Cognición/Corazón/Longevidad

Espermidina

Poliamina natural estudiada para renovación celular y apoyo a la memoria en adultos mayores, presente en germen de trigo y queso añejo.

Espermidina

Espermidina

42
puntuación
C
evidencia
Precaución
riesgo
Usar con precaución

Este suplemento puede interactuar con medicamentos, condiciones médicas o poblaciones sensibles. Revisa la seguridad antes de usar.

Resumen Rápido

Prometedora pero incipiente; considérala si tienes 60+ años e interés en longevidad, pero los beneficios son modestos.

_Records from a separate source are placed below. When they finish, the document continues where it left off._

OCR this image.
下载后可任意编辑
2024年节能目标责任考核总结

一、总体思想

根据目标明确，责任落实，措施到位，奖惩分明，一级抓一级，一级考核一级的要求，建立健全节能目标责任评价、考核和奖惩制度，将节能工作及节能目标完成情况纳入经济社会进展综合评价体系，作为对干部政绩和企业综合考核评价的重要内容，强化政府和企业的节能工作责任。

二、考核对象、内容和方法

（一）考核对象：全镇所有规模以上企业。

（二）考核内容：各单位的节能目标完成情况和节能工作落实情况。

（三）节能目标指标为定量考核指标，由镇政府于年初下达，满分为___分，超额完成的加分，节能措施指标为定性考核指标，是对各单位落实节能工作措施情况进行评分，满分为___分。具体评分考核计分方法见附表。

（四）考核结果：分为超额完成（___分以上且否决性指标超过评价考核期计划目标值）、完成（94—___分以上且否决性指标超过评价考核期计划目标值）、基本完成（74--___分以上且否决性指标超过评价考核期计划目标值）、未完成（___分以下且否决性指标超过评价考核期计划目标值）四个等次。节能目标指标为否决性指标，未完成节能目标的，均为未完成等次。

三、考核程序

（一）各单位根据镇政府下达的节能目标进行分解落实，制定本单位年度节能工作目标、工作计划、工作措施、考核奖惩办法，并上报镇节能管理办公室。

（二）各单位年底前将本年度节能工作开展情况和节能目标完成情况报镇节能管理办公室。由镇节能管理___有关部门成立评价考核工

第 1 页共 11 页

La espermidina es una poliamina natural presente en alimentos como germen de trigo, queso añejo y champiñones. Desempeña un papel clave en la homeostasis celular al inducir la autofagia, el proceso mediante el cual el organismo elimina componentes celulares dañados. Pequeños ensayos aleatorizados en adultos mayores sugieren que podría mejorar el rendimiento de la memoria y reducir modestamente la presión arterial, mientras que estudios observacionales vinculan una mayor ingesta dietética con menor mortalidad cardiovascular.

Beneficios Comprobados

01
Mejora memoria en adultos mayores
02
Puede reducir presión arterial
03
Puede mejorar rendimiento cognitivo
04
Puede reducir riesgo cardiovascular
05
Puede favorecer envejecimiento sano
06
Puede reducir riesgo de mortalidad

Protocolo

Cantidad
1-2 mg
Frecuencia
Una vez al día
Cuándo
Por la mañana con el desayuno — la absorción puede mejorar con alimentos, y los ritmos de autofagia favorecen la ingesta diurna en algunos modelos.

Tiempo de Efecto

8-12 semanas para cambios en memoria y presión arterial

Para Quién

Adultos mayores de 60 años con deterioro subjetivo
Personas interesadas en intervenciones de longevidad
Quienes tienen baja ingesta dietética de poliaminas
Individuos con presión arterial ligeramente elevada

Fuentes Alimenticias

  • Germen de trigo (fuente dietética más rica)
  • Queso añejo como parmesano o cheddar
  • Champiñones, especialmente variedad shiitake
  • Natto (soja fermentada)

Cómo Funciona

La espermidina se une a proteínas que activan la autofagia, un proceso catabólico que recicla organelas y proteínas dañadas. Al restaurar el flujo autofágico —que disminuye con la edad— puede ayudar a mantener la función mitocondrial, reducir el estrés oxidativo y preservar la plasticidad sináptica en las neuronas.